In deep learning, fine-tuning is an approach to transfer learning in which the weights of a pre-trained model are trained on new data. Fine-tuning can be done on the entire neural network, or on only a subset of its layers, in which case the layers that are not being fine-tuned are "frozen" (not updated during the backpropagation step). A model may also be augmented with "adapters" that consist of far fewer parameters than the original model, and fine-tuned in a parameter–efficient way by tuning the weights of the adapters and leaving the rest of the model's weights frozen.

For some architectures, such as convolutional neural networks, it is common to keep the earlier layers (those closest to the input layer) frozen because they capture lower-level features, while later layers often discern high-level features that can be more related to the task that the model is trained on.

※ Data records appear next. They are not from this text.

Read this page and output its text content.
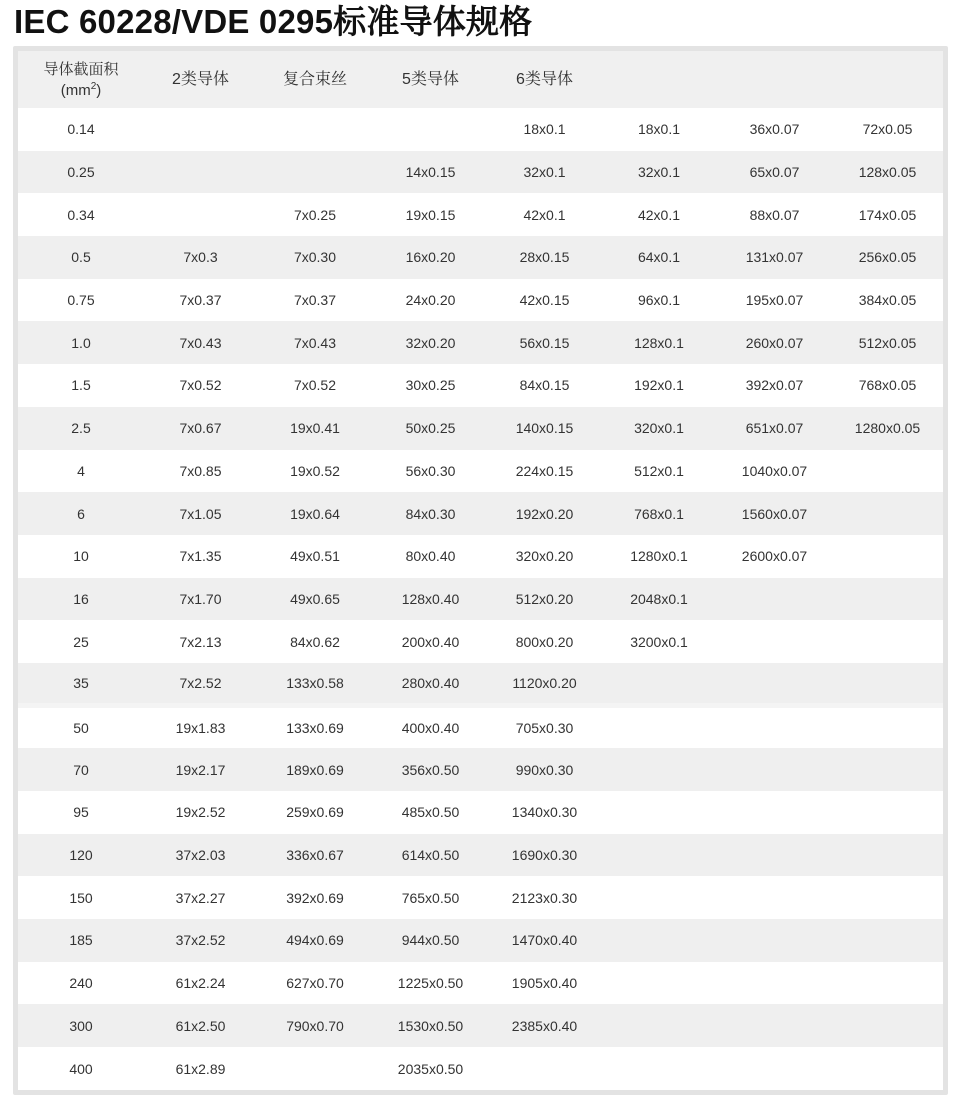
IEC 60228/VDE 0295标准导体规格
导体截面积
$(mm^2)$	2类导体	复合束丝	5类导体	6类导体			
0.14				18x0.1	18x0.1	36x0.07	72x0.05
0.25			14x0.15	32x0.1	32x0.1	65x0.07	128x0.05
0.34		7x0.25	19x0.15	42x0.1	42x0.1	88x0.07	174x0.05
0.5	7x0.3	7x0.30	16x0.20	28x0.15	64x0.1	131x0.07	256x0.05
0.75	7x0.37	7x0.37	24x0.20	42x0.15	96x0.1	195x0.07	384x0.05
1.0	7x0.43	7x0.43	32x0.20	56x0.15	128x0.1	260x0.07	512x0.05
1.5	7x0.52	7x0.52	30x0.25	84x0.15	192x0.1	392x0.07	768x0.05
2.5	7x0.67	19x0.41	50x0.25	140x0.15	320x0.1	651x0.07	1280x0.05
4	7x0.85	19x0.52	56x0.30	224x0.15	512x0.1	1040x0.07	
6	7x1.05	19x0.64	84x0.30	192x0.20	768x0.1	1560x0.07	
10	7x1.35	49x0.51	80x0.40	320x0.20	1280x0.1	2600x0.07	
16	7x1.70	49x0.65	128x0.40	512x0.20	2048x0.1		
25	7x2.13	84x0.62	200x0.40	800x0.20	3200x0.1		
35	7x2.52	133x0.58	280x0.40	1120x0.20			
50	19x1.83	133x0.69	400x0.40	705x0.30			
70	19x2.17	189x0.69	356x0.50	990x0.30			
95	19x2.52	259x0.69	485x0.50	1340x0.30			
120	37x2.03	336x0.67	614x0.50	1690x0.30			
150	37x2.27	392x0.69	765x0.50	2123x0.30			
185	37x2.52	494x0.69	944x0.50	1470x0.40			
240	61x2.24	627x0.70	1225x0.50	1905x0.40			
300	61x2.50	790x0.70	1530x0.50	2385x0.40			
400	61x2.89		2035x0.50				
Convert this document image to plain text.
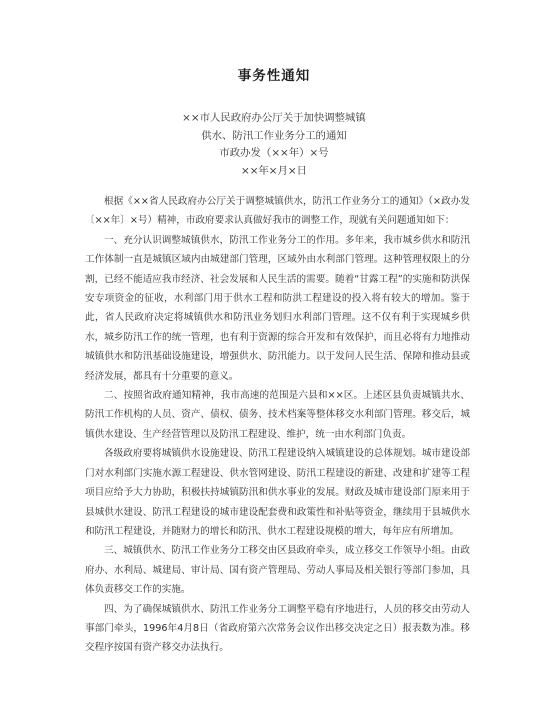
事务性通知
××市人民政府办公厅关于加快调整城镇
供水、防汛工作业务分工的通知
市政办发（××年）×号
××年×月×日

根据《××省人民政府办公厅关于调整城镇供水，防汛工作业务分工的通知》（×政办发〔××年〕×号）精神，市政府要求认真做好我市的调整工作，现就有关问题通知如下：

一、充分认识调整城镇供水，防汛工作业务分工的作用。多年来，我市城乡供水和防汛工作体制一直是城镇区域内由城建部门管理，区域外由水利部门管理。这种管理权限上的分割，已经不能适应我市经济、社会发展和人民生活的需要。随着“甘露工程”的实施和防洪保安专项资金的征收，水利部门用于供水工程和防洪工程建设的投入将有较大的增加。鉴于此，省人民政府决定将城镇供水和防汛业务划归水利部门管理。这不仅有利于实现城乡供水，城乡防汛工作的统一管理，也有利于资源的综合开发和有效保护，而且必将有力地推动城镇供水和防汛基础设施建设，增强供水、防汛能力。以于发问人民生活、保障和推动县或经济发展，都具有十分重要的意义。

二、按照省政府通知精神，我市高速的范围是六县和××区。上述区县负责城镇共水、防汛工作机构的人员、资产、债权、债务、技术档案等整体移交水利部门管理。移交后，城镇供水建设、生产经营管理以及防汛工程建设、维护，统一由水利部门负责。

各级政府要将城镇供水设施建设、防汛工程建设纳入城镇建设的总体规划。城市建设部门对水利部门实施水源工程建设、供水管网建设、防汛工程建设的新建、改建和扩建等工程项目应给予大力协助，积极扶持城镇防汛和供水事业的发展。财政及城市建设部门原来用于县城供水建设、防汛工程建设的城市建设配套费和政策性和补贴等资金，继续用于县城供水和防汛工程建设，并随财力的增长和防汛、供水工程建设规模的增大，每年应有所增加。

三、城镇供水、防汛工作业务分工移交由区县政府牵头，成立移交工作领导小组。由政府办、水利局、城建局、审计局、国有资产管理局、劳动人事局及相关银行等部门参加，具体负责移交工作的实施。

四、为了确保城镇供水、防汛工作业务分工调整平稳有序地进行，人员的移交由劳动人事部门牵头，1996年4月8日（省政府第六次常务会议作出移交决定之日）报表数为准。移交程序按国有资产移交办法执行。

Models that are pre-trained on large and general corpora are usually fine-tuned by reusing the model's parameters as a starting point and adding a task-specific layer trained from scratch. Fine-tuning the full model is common as well and often yields better results, but it is more computationally expensive.

Fine-tuning is typically accomplished with supervised learning, but there are also techniques to fine-tune a model using weak supervision. Fine-tuning can be combined with a reinforcement learning from human feedback-based objective to produce language models like ChatGPT (a fine-tuned version of GPT-3) and Sparrow.